3.activity 2 differentiating between applied research and basic research
1. Tasks: Categorize the following cases as APPLIED RESEARCH OR BASIC RESEARCH. What are the
differences between APPLIED RESEARCH AND BASIC RESEARCH? What are the purposes of basic
research and applied research?
Example 1:
As part of an urban renewal project, a local municipal planning group (funded by an economic
development authority) decides to fund a team of university researchers to assist in the
development of a strategic growth plan for a city. The municipal planning group requests that the
team consider factors such as renewable energy, ecological protection, and economic and industrial
growth and deliver a study that the planning group can use for long-term strategic planning for the
city. The municipality places no publication restriction on the project and asserts no claims to
intellectual property.

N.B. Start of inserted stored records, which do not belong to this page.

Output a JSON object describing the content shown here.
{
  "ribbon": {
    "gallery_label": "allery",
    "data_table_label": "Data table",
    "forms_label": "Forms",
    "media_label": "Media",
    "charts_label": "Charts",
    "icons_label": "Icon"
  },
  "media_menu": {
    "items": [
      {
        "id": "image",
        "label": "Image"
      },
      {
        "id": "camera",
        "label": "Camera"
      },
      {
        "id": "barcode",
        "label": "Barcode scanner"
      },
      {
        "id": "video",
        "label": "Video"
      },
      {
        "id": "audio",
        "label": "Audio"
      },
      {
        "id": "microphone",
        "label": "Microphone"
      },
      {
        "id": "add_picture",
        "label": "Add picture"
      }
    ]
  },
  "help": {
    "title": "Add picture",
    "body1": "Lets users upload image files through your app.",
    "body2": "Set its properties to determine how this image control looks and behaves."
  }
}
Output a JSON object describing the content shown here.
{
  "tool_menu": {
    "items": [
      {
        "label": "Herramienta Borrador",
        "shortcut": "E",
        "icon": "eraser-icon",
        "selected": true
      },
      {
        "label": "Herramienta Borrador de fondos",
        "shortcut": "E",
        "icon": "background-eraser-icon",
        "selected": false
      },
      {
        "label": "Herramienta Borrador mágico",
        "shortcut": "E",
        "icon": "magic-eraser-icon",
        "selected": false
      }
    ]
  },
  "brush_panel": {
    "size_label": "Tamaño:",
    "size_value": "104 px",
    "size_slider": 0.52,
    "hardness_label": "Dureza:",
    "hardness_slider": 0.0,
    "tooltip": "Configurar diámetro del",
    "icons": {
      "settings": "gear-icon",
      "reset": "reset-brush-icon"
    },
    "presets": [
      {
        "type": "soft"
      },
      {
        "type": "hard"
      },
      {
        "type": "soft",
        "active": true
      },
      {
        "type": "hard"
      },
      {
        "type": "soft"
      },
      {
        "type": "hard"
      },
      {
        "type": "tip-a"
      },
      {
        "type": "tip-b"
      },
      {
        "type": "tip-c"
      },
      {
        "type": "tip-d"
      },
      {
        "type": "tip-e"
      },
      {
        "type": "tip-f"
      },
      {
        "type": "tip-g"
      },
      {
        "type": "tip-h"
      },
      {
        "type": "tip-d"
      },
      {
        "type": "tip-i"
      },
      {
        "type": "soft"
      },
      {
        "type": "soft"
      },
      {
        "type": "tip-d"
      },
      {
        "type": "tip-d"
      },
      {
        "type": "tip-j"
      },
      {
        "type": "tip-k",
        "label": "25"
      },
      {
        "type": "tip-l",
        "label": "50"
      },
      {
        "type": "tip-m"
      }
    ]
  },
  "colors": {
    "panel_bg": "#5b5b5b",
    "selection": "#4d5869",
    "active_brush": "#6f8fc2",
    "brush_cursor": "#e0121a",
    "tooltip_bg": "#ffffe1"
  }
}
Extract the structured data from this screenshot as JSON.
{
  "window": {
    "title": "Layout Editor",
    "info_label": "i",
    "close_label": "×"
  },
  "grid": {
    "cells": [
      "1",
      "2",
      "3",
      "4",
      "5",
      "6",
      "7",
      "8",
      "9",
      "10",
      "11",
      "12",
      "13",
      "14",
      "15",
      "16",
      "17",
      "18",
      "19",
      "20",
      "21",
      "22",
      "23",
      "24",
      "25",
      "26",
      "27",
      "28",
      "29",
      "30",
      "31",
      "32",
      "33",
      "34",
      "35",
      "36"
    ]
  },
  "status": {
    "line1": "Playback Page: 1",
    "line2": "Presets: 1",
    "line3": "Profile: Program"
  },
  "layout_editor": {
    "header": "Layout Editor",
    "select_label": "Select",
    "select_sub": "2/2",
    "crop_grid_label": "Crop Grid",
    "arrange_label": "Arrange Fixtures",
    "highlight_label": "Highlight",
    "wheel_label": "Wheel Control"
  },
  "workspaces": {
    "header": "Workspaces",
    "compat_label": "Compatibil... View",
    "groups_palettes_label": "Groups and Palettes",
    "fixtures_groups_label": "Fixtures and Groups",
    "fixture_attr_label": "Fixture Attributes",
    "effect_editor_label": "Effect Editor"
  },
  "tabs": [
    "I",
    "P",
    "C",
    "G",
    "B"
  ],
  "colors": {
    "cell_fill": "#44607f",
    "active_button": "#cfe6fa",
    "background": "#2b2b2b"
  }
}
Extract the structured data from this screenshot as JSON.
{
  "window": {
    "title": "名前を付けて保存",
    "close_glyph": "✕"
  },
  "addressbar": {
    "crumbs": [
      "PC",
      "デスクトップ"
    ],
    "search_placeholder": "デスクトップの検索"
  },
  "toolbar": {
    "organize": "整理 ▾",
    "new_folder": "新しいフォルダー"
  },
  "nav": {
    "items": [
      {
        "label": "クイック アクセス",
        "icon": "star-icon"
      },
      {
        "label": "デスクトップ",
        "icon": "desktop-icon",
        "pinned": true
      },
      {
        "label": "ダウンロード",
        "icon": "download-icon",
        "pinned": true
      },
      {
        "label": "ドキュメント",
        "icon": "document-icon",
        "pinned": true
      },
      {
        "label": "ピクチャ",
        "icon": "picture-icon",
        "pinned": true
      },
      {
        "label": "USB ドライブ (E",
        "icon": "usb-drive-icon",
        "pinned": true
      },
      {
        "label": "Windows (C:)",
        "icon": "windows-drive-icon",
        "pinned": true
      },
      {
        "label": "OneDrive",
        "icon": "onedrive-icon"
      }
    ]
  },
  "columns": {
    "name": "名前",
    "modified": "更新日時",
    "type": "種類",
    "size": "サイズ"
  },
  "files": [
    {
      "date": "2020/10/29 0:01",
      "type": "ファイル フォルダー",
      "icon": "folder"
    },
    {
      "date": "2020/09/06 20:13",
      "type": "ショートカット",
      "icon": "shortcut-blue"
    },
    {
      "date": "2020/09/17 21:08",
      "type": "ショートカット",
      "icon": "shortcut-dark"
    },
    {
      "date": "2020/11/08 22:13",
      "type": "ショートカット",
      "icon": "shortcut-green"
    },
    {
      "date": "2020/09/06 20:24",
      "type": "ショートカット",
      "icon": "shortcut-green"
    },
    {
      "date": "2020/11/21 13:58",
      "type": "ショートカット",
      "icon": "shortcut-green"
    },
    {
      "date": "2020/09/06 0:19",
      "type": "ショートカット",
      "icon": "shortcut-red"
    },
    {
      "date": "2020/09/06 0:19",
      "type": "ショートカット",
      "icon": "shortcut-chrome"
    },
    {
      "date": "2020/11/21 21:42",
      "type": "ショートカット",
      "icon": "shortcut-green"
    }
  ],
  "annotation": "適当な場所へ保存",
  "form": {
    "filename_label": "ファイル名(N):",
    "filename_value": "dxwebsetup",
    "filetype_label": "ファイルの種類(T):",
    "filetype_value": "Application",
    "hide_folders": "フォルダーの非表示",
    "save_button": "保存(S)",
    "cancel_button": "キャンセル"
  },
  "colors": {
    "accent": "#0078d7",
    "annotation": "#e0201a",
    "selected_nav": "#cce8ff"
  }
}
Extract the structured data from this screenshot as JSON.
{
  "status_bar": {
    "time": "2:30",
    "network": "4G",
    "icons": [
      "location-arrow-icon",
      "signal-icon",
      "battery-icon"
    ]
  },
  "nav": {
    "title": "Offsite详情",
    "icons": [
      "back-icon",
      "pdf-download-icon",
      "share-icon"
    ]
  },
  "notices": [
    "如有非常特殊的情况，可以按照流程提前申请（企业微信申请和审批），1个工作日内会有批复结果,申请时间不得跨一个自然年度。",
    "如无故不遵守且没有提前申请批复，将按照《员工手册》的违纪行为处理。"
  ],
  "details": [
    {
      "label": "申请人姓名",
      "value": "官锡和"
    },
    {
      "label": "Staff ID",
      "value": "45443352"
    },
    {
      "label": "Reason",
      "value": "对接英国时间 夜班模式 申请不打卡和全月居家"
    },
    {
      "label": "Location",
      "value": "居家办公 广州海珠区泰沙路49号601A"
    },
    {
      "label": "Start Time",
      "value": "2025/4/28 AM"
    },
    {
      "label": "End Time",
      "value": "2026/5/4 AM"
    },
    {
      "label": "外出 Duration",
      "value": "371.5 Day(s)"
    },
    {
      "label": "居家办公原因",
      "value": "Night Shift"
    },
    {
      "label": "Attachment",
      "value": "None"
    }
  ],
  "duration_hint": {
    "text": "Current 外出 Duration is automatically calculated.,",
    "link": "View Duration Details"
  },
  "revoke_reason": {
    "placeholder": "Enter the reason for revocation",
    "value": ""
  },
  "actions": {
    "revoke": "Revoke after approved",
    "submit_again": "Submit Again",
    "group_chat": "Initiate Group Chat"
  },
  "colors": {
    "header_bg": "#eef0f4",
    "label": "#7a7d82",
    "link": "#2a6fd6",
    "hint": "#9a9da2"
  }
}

The final deliverable for the project is a comprehensive study and
recommendations for a strategic growth plan. The funding milestones are based on specific project
deliverables (interim project briefings, delivery of final report, etc.). The effort is funded with a fixed
price contract from the economic development authority and is not considered a grant.
Example 2
A group of faculty researchers have developed a set of new data-mining and text-mining algorithms
that enable rapid entity detection for large sources of streaming unstructured text. The faculty
researchers publish two papers in peer-reviewed journals and one PhD dissertation is completed on
the subject. One of the federal intelligence agencies provides funding for the university to develop a
software tool using the new algorithms. The intelligence agency will provide access to other
software packages, some of which are classified, to assist in the development. The goal of the
project is to integrate the software package to be developed by the university into a larger
intelligence-related software system planned for release within the larger intelligence community.
The project has a blanket publication restriction and the university researchers are each required to
have and maintain a SECRET security clearance since they researchers may need access to classified
test data. The project is funded using a federal information technology (IT) services contract (ID/IQ)
and several task order awards are anticipated. The university will also hire additional software
development experts and programmers to assist in the project. The project has well -defined
deliverable milestones including monthly status reports, quarterly program reviews, and
incremental prototype demonstrations and deliverables. The funding agency will use a larger
contract vehicle to provide funding. The funding agency will retains all rights and usage licensing for
the software package and system. The overall program manager will reside in CARD.
2. Example 3:
To acquire or not to acquire: that is the question
Companies are very interested in acquiring other firms, even when the latter operate in totally
unrelated realms of business. For example, Coca-cola has announced that it wants to buy China
Huiyuan Juice Group in an effort to expand its activities in one of the world’s fastest -growing
beverage markets. Such acquisitions are claimed to “work miracles”. However, given the vitality of
the stock market and the slowing down of business, many companies are not sure whether such
acquisitions involve too much risk. At the same time, they also wonder if they are missing out on a
great business opportunity if they fail to take such risk, Some research is needed here!.
Example 4:
Reasons for absenteeism
A university professor wanted to analyze in depth the reasons for absenteeism of employees in
organizations. Fortunately, a company within 20 miles of the campus employed her as a consultant
to study that very issue.
Example 5:
Effects of service recovery on customer satisfaction
A research scientist wants to investigate the question: What is the most effective way for an
organization to recover from a service failure? Her objective is to provide guidelines for establishing
the proper “fit” between service failure and service recovery that will generalize across a variety of
service industries.
3. Discussion Questions
1. Why should a manager know about research when the job entails managing people,
products, events, environments, and the like?
2. For what specific purposes is basic research important?
3. When is applied research, as distinct from basic research, useful?
4. Why is it important to be adept in handling the manager-researcher relationships?
5. Explain, giving reasons, which is more important, applied or basic research.
6. Give two specific instances where an external research team would be useful and two other
scenarios when an internal research team would be deployed, with adequate explanations
as to why each scenario is justified for an external or internal team.
7. Describe a situation where research will help you as manager to make a good decision.